The Securities Appellate Tribunal (SAT) on Friday dismissed Vijay Mallya’s appeal against the Securities and Exchange Board of India’s (SEBI) order that barred him from accessing the capital markets. Mallya’s counsel sought further time to file scanned pleadings (for VC hearing) and also further time to bring on record additional documents.
However, the Bench, chaired by Justice Tarun Agarwala, and Justice MT Joshi, Judicial Member, rejected this. Then the advocate, appearing on behalf of Mallya, sought the matter to be adjourned since he was not ready to argue.
The Bench recorded the submission and dismissed the appeal on that basis.
SEBI’s conclusion
Anubhav Ghosh, Partner at The Law Point, appearing on behalf of SEBI, told BusinessLine that the “SEBI Order comes to the conclusion that United Spirits was indirectly funding other UB companies including the airline and the F1 team, at the behest of the top-most management.” With the appeal being dismissed, this finding gets cemented.

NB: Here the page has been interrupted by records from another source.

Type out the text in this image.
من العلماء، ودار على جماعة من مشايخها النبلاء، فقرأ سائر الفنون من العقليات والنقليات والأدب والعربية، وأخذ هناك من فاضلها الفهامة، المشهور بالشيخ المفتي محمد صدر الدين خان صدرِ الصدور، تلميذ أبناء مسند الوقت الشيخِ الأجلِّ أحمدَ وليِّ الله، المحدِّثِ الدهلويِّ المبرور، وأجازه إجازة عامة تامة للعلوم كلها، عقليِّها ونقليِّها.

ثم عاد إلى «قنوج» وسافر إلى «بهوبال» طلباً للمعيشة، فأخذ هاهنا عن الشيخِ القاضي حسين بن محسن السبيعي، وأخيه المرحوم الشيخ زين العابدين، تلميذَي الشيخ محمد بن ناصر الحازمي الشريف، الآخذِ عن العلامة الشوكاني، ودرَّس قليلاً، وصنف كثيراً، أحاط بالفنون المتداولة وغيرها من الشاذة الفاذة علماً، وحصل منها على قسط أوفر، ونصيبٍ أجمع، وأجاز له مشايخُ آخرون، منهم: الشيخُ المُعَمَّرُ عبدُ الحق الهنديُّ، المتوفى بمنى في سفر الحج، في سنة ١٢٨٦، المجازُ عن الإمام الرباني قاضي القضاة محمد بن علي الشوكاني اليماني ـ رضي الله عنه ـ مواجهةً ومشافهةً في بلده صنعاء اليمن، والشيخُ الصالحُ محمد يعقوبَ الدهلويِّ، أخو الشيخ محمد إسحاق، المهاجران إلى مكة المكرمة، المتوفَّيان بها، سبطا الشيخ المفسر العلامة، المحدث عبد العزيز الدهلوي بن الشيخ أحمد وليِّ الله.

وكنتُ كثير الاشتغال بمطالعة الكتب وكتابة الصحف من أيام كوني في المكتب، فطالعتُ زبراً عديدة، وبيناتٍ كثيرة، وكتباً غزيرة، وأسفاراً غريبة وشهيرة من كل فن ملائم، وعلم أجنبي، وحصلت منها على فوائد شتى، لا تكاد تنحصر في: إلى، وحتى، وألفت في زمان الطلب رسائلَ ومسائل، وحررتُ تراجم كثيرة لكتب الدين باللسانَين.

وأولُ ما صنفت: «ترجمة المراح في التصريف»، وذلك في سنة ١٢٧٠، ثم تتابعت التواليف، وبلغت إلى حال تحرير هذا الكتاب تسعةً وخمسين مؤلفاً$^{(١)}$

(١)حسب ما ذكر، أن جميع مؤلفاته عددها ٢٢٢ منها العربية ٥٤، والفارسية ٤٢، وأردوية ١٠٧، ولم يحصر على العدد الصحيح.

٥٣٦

The matter dates back to January 2017, when SEBI had barred the former United Spirits Ltd (USL) chairman and six former executives of the company from accessing the securities market for alleged violations of the listing agreement, diversion of funds and fraud.
Violations
In April that year, Mallya had approached SAT against the said directive. He had alleged that there were violations of “principle of natural justice”. In his appeal, he had said that SEBI has based its order on two forensic audit reports and without its own investigations. However, SAT went ahead and passed an interim order in favour of SEBI in the said matter.
The 64-year-old businessman is currently in London, and the Indian authorities have filed an appeal in the top courts of the UK for his extradition to India to face money laundering and fraud charges here. According to sources, with SEBI’s findings having been crystallised, the case for urgent extradition becomes more forceful.